Bob must have returned very soon after I left his place. When we passed it on our way to Oberlin he and his hired men were working on the pump and too busy to notice us.

George drove an automobile with as much consideration as he drove a horse, and not much faster. It was noon before we reached Oberlin, and Mrs. Miner spent fully an hour shopping. Then George took us to the best restaurant for dinner, and the service was terribly slow. It was two o’clock before we’d finished eating, and almost three when we got back to Cedar Bluffs. On our way through town George left his wife at Grandma Rebman’s, and when we drove into the Wilson yard Bob came hurrying to meet us, calling out irritably, “What’s been keepin’ you? The weighing-out was to begin at one o’clock, and it’s danged near three a’ready.”

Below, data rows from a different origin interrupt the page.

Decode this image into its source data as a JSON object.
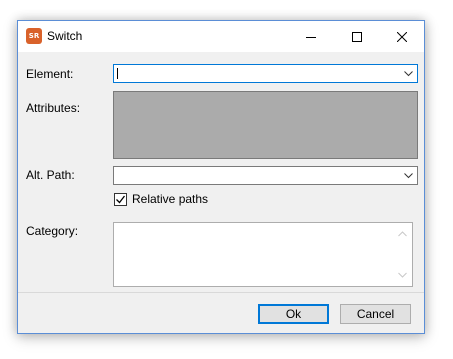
{
  "window": {
    "title": "Switch",
    "app_icon_text": "SR",
    "controls": {
      "minimize_icon": "minimize-icon",
      "maximize_icon": "maximize-icon",
      "close_icon": "close-icon"
    }
  },
  "form": {
    "element": {
      "label": "Element:",
      "value": ""
    },
    "attributes": {
      "label": "Attributes:"
    },
    "alt_path": {
      "label": "Alt. Path:",
      "value": ""
    },
    "relative_paths": {
      "label": "Relative paths",
      "checked": true
    },
    "category": {
      "label": "Category:",
      "value": ""
    }
  },
  "buttons": {
    "ok_label": "Ok",
    "cancel_label": "Cancel"
  },
  "colors": {
    "window_border": "#5b8ed6",
    "focus_accent": "#0078d7",
    "app_icon": "#d9622b",
    "attributes_fill": "#ababab"
  }
}
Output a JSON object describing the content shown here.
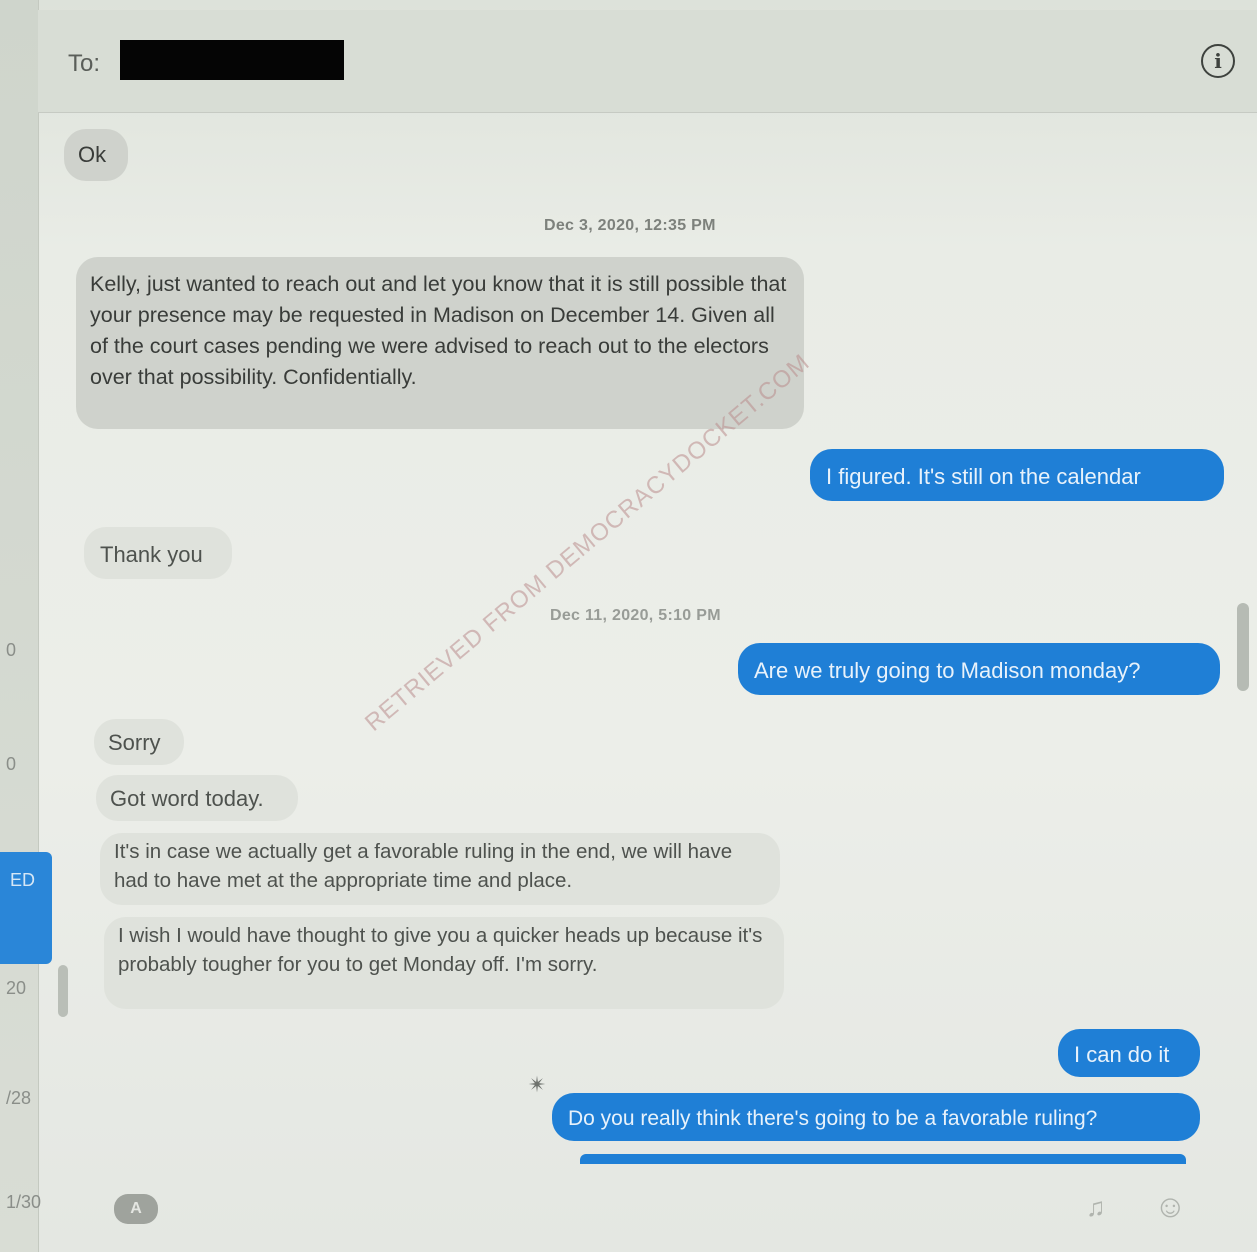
{
  "header": {
    "to_label": "To:",
    "info_icon": "info-icon"
  },
  "sidebar": {
    "fragments": [
      "0",
      "0",
      "20",
      "/28",
      "1/30"
    ],
    "selected_fragment": "ED"
  },
  "messages": [
    {
      "dir": "in",
      "text": "Ok"
    },
    {
      "type": "timestamp",
      "text": "Dec 3, 2020, 12:35 PM"
    },
    {
      "dir": "in",
      "text": "Kelly, just wanted to reach out and let you know that it is still possible that your presence may be requested in Madison on December 14. Given all of the court cases pending we were advised to reach out to the electors over that possibility. Confidentially."
    },
    {
      "dir": "out",
      "text": "I figured. It's still on the calendar"
    },
    {
      "dir": "in",
      "text": "Thank you"
    },
    {
      "type": "timestamp",
      "text": "Dec 11, 2020, 5:10 PM"
    },
    {
      "dir": "out",
      "text": "Are we truly going to Madison monday?"
    },
    {
      "dir": "in",
      "text": "Sorry"
    },
    {
      "dir": "in",
      "text": "Got word today."
    },
    {
      "dir": "in",
      "text": "It's in case we actually get a favorable ruling in the end, we will have had to have met at the appropriate time and place."
    },
    {
      "dir": "in",
      "text": "I wish I would have thought to give you a quicker heads up because it's probably tougher for you to get Monday off. I'm sorry."
    },
    {
      "dir": "out",
      "text": "I can do it"
    },
    {
      "dir": "out",
      "text": "Do you really think there's going to be a favorable ruling?"
    }
  ],
  "watermark": "RETRIEVED FROM DEMOCRACYDOCKET.COM",
  "footer": {
    "apps_icon": "app-store-icon",
    "audio_icon": "audio-waveform-icon",
    "emoji_icon": "emoji-icon"
  },
  "colors": {
    "outgoing_bubble": "#1f7fd6",
    "incoming_bubble": "#cfd2cc",
    "background": "#eceee9"
  }
}
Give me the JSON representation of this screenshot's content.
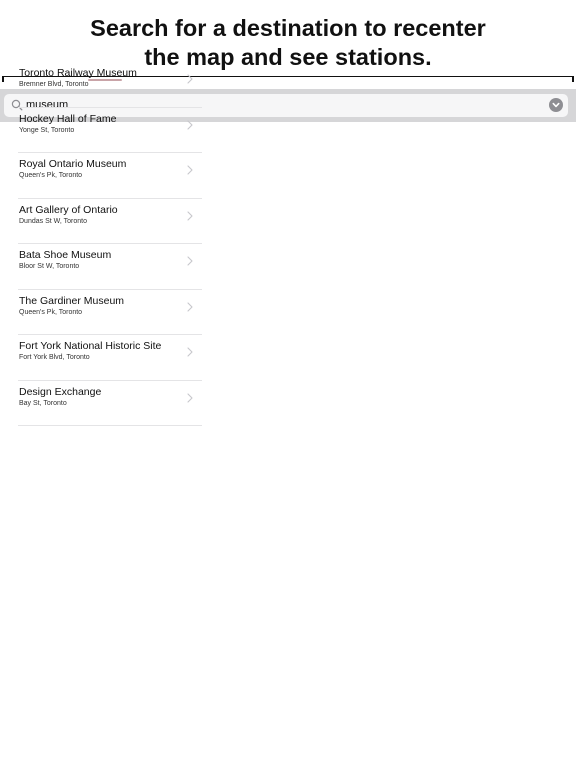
{
  "caption": {
    "line1": "Search for a destination to recenter",
    "line2": "the map and see stations."
  },
  "search": {
    "value": "museum",
    "placeholder": "",
    "icon": "search-icon",
    "clear_icon": "clear-circle-icon"
  },
  "results": [
    {
      "title": "Toronto Railway Museum",
      "subtitle": "Bremner Blvd, Toronto"
    },
    {
      "title": "Hockey Hall of Fame",
      "subtitle": "Yonge St, Toronto"
    },
    {
      "title": "Royal Ontario Museum",
      "subtitle": "Queen's Pk, Toronto"
    },
    {
      "title": "Art Gallery of Ontario",
      "subtitle": "Dundas St W, Toronto"
    },
    {
      "title": "Bata Shoe Museum",
      "subtitle": "Bloor St W, Toronto"
    },
    {
      "title": "The Gardiner Museum",
      "subtitle": "Queen's Pk, Toronto"
    },
    {
      "title": "Fort York National Historic Site",
      "subtitle": "Fort York Blvd, Toronto"
    },
    {
      "title": "Design Exchange",
      "subtitle": "Bay St, Toronto"
    }
  ],
  "colors": {
    "search_bar_background": "#d6d6d8",
    "search_field_background": "#f6f6f7",
    "clear_button": "#8e8e93",
    "separator": "#e4e4e6",
    "chevron": "#c7c7cc"
  }
}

“Now I’m right sorry about that,” George said in an apologetic tone, “but anymore I don’t get around as spry as I used to, and sometimes I’m a mite forgetful. Seems like I do recollect askin’ Bud if commencin’ at one o’clock would allow him enough loading time, and I recall you sayin’ that one o’clock would be just fine, but if we agreed on that as a fixed time I sure forgot about it. Oh well, I guess it won’t make much odds one way or another. I see you’ve got the steers all sorted and penned accordin’ to sizes, so we’ll have plenty of time anyways. It was the sortin’ that I was mostly concerned about.”

Bob was on a spot where he couldn’t holler without practically admitting his guilt. I knew he was fuming inside, but he tried to act jovial. “That’s all right,” he said. “I and the boys have got everything lined out so’s’t you won’t have to lose a minute nowheres. I’ve got the scales all balanced up for you, and the boys’ll put the cattle acrost the platform as fast as you can set weights on the beam.”

The condition of the pens left little doubt as to the amount of water Bob had managed to get into those steers—or that it was draining away rapidly. Waterlogged cattle won’t eat or drink again for several hours, so Bob’s only hope for any success in his trick was to get his steers weighed as quickly as possible, but George wouldn’t hurry. After he’d spent five or six minutes sliding the counterpoise back and forth along the scale beam, Bob called out, “Anything wrong, George?”